The Florida Supreme Court quashed the Fifth District’s decision, finding that it misapplied both the statutory presumption of correctness found in the sinkhole statutes and § 627.428. The Court addressed two main issues: (1) whether the statutory presumption of correctness for an insurer’s internal report during the investigation process in the sinkhole statutes extends to later proceedings; and (2) whether an insured’s recovery of attorneys’ fees under § 627.428 requires an insurer’s bad faith in denying a valid claim, or simply an incorrect denial of benefits.

The Court—based on prior precedent—concluded that the statutory presumption of correctness in the sinkhole statutes only applies to the sinkhole “initial claims process” and not to litigation instituted by an insured to recover policy benefits. Johnson therefore did not have the burden of separately rebutting that initial presumption to recover attorneys’ fees under § 627.428.

The Court also concluded that “in the context of section 627.428, a denial of benefits simply means an incorrect denial.” An insured does not need to prove that the insurer engaged in bad faith or malicious conduct in denying a claim. Instead, if there is dispute between the insurer and the insured over policy benefits and there is a judgment in favor of the insured or the insurer pays without a judgment, then the insured is entitled to fees under § 627.428.

In its opinion, the Court rejected the insurer’s reliance on State Farm Florida Insurance Co. v. Colella, 95 So. 3d 891 (Fla. 2d DCA 2012), because it found the case to be distinguishable. The Court’s discussion of the case, however, demonstrates that in determining whether an insured is entitled to fees under § 627.428 the insured’s conduct may also be considered.
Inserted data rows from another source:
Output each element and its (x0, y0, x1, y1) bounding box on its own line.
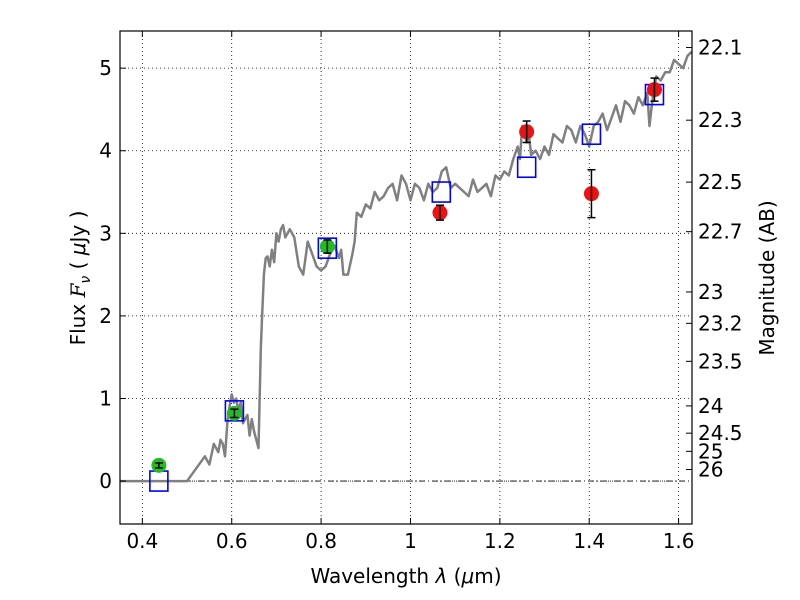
y2-tick-label: 22.1 (698, 36, 743, 60)
x-axis-label: Wavelength λ (μm) (310, 564, 501, 588)
y2-tick-label: 25 (698, 439, 723, 463)
y2-tick-label: 23 (698, 280, 723, 304)
y2-tick-label: 22.7 (698, 220, 743, 244)
y-tick-label: 1 (99, 386, 112, 410)
y-tick-label: 0 (99, 469, 112, 493)
x-tick-label: 0.8 (305, 529, 337, 553)
y2-tick-label: 22.3 (698, 108, 743, 132)
grid (120, 31, 692, 524)
y-tick-label: 2 (99, 304, 112, 328)
x-tick-label: 1.2 (484, 529, 516, 553)
y2-tick-label: 26 (698, 457, 723, 481)
x-tick-label: 1 (404, 529, 417, 553)
y2-axis-label: Magnitude (AB) (755, 200, 779, 355)
model-photometry-square (317, 237, 338, 259)
x-tick-label: 0.6 (216, 529, 248, 553)
y2-tick-label: 22.5 (698, 170, 743, 194)
y-axis-label: Flux Fν ( μJy ) (66, 211, 94, 346)
y-tick-label: 3 (99, 221, 112, 245)
model-photometry-square (224, 400, 245, 422)
y2-tick-label: 23.2 (698, 311, 743, 335)
plot-frame (119, 30, 693, 525)
y-tick-label: 5 (99, 56, 112, 80)
y2-tick-label: 24.5 (698, 421, 743, 445)
y2-tick-label: 24 (698, 394, 723, 418)
ticks: 0.4 0.6 0.8 1 1.2 1.4 1.601234522.122.322.522.… (99, 31, 743, 553)
y2-tick-label: 23.5 (698, 349, 743, 373)
x-tick-label: 1.4 (573, 529, 605, 553)
model-photometry-square (581, 123, 602, 146)
model-photometry-square (431, 181, 452, 203)
spectrum-line (120, 50, 693, 483)
x-tick-label: 0.4 (126, 529, 158, 553)
y-tick-label: 4 (99, 139, 112, 163)
x-tick-label: 1.6 (663, 529, 695, 553)
plot-area (120, 50, 693, 492)
model-photometry-square (516, 156, 537, 179)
In Colella, the Second District found that there was no breach of contract by an insurer—and hence no entitlement to fees under § 627.428—when the insured litigated “in bad faith to profit from a technicality” and engaged in “manipulation and foul play.”
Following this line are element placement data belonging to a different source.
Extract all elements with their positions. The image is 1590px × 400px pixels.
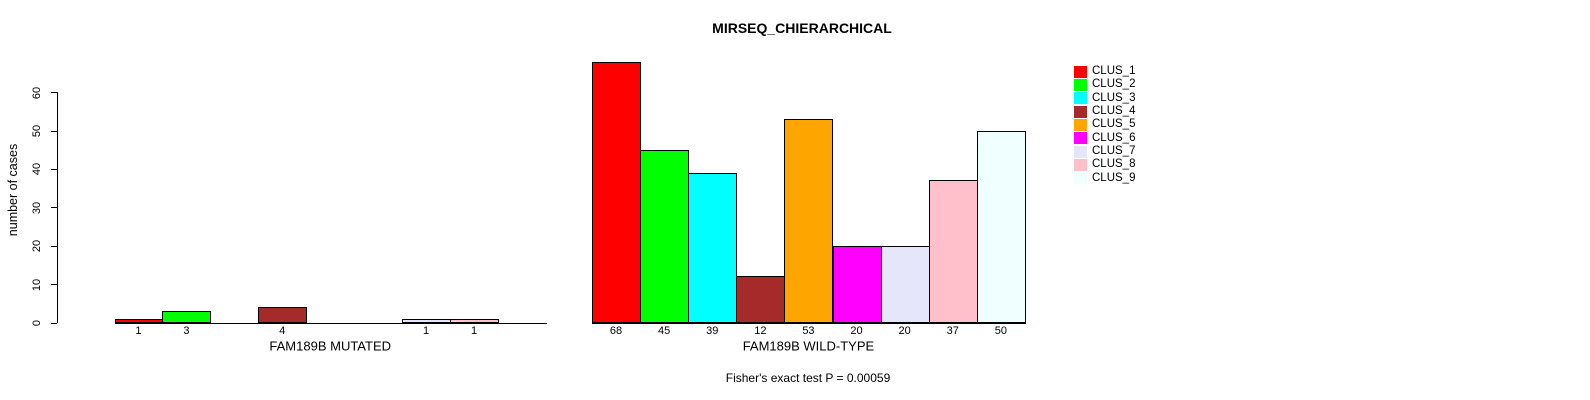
bar-value-label: 20 — [850, 325, 863, 337]
fisher-test-annotation: Fisher's exact test P = 0.00059 — [725, 371, 891, 385]
legend-label: CLUS_9 — [1092, 171, 1136, 184]
y-tick-label: 10 — [31, 278, 43, 291]
legend-item: CLUS_9 — [1074, 172, 1135, 185]
bar-clus_1 — [592, 61, 642, 324]
legend-item: CLUS_5 — [1074, 118, 1135, 131]
y-tick-label: 20 — [31, 240, 43, 253]
bar-clus_4 — [736, 276, 786, 324]
y-axis-label: number of cases — [6, 143, 20, 237]
bar-value-label: 39 — [706, 325, 719, 337]
bar-clus_5 — [784, 119, 834, 324]
legend-swatch-clus_1 — [1074, 65, 1087, 78]
y-axis-tick — [51, 168, 57, 170]
legend-swatch-clus_8 — [1074, 158, 1087, 171]
y-axis-tick — [51, 245, 57, 247]
bar-clus_8 — [928, 180, 978, 324]
y-axis-line — [57, 92, 58, 324]
legend-swatch-clus_9 — [1074, 172, 1087, 185]
bar-clus_2 — [162, 310, 212, 324]
y-tick-label: 0 — [31, 319, 43, 327]
y-axis-tick — [51, 322, 57, 324]
bar-value-label: 1 — [423, 325, 430, 337]
bar-value-label: 68 — [609, 325, 623, 337]
bar-value-label: 20 — [898, 325, 911, 337]
legend-label: CLUS_1 — [1092, 65, 1136, 77]
bar-clus_7 — [402, 318, 452, 324]
bar-value-label: 4 — [279, 325, 286, 337]
bar-clus_3 — [688, 172, 738, 324]
bar-value-label: 37 — [946, 325, 959, 337]
legend-swatch-clus_5 — [1074, 118, 1087, 131]
legend-swatch-clus_2 — [1074, 78, 1087, 91]
y-axis-tick — [51, 284, 57, 286]
y-axis-tick — [51, 92, 57, 94]
legend-label: CLUS_5 — [1092, 118, 1136, 131]
bar-clus_2 — [640, 149, 690, 324]
x-axis-line — [114, 322, 547, 324]
legend-swatch-clus_7 — [1074, 145, 1087, 158]
legend-swatch-clus_3 — [1074, 92, 1087, 105]
y-tick-label: 50 — [31, 124, 43, 138]
y-tick-label: 60 — [31, 86, 43, 99]
y-axis-tick — [51, 130, 57, 132]
legend-item: CLUS_1 — [1074, 65, 1135, 78]
x-axis-label: FAM189B WILD-TYPE — [742, 338, 875, 354]
x-axis-label: FAM189B MUTATED — [269, 338, 392, 354]
legend-label: CLUS_3 — [1092, 91, 1136, 104]
legend-item: CLUS_8 — [1074, 158, 1135, 171]
legend-item: CLUS_2 — [1074, 78, 1135, 91]
legend-item: CLUS_7 — [1074, 145, 1135, 158]
legend-item: CLUS_6 — [1074, 132, 1135, 145]
bar-clus_6 — [832, 245, 882, 324]
bar-clus_4 — [258, 307, 308, 324]
y-tick-label: 30 — [31, 201, 43, 214]
legend-label: CLUS_7 — [1092, 145, 1136, 158]
bar-clus_1 — [114, 318, 164, 324]
bar-value-label: 1 — [470, 325, 478, 337]
y-tick-label: 40 — [31, 163, 43, 176]
legend-label: CLUS_6 — [1092, 131, 1136, 144]
legend-label: CLUS_4 — [1092, 105, 1136, 118]
legend-item: CLUS_3 — [1074, 92, 1135, 105]
bar-value-label: 50 — [994, 325, 1007, 337]
bar-clus_8 — [450, 318, 500, 324]
legend-label: CLUS_2 — [1092, 78, 1136, 91]
bar-value-label: 45 — [658, 325, 671, 337]
legend-item: CLUS_4 — [1074, 105, 1135, 118]
legend-swatch-clus_4 — [1074, 105, 1087, 118]
y-axis-tick — [51, 207, 57, 209]
legend-label: CLUS_8 — [1092, 158, 1136, 171]
bar-value-label: 3 — [183, 325, 190, 337]
bar-value-label: 12 — [754, 325, 767, 337]
chart-title: MIRSEQ_CHIERARCHICAL — [712, 20, 892, 36]
bar-value-label: 53 — [802, 325, 815, 337]
bar-clus_7 — [880, 245, 930, 324]
legend-swatch-clus_6 — [1074, 132, 1087, 145]
bar-clus_9 — [976, 130, 1026, 324]
bar-value-label: 1 — [135, 325, 142, 337]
The upshot of this decision is that once an insurer denies benefits and the insured files suit to dispute the denial, the insurer cannot then abandon its position “without repercussion.” In other words, an insurer cannot “backtrack after the legal action has been filed” by paying the claim to avoid an insured’s fee entitlement under § 627.428. In short, insurers should be absolutely positive of their denial of benefits before informing the insured. If an insured files suit and the denial is proven “incorrect,” then an insured is entitled to fees. Most importantly, it is irrelevant to the insured’s fee entitlement whether the insured fails to challenge the insurer’s denial before filing suit.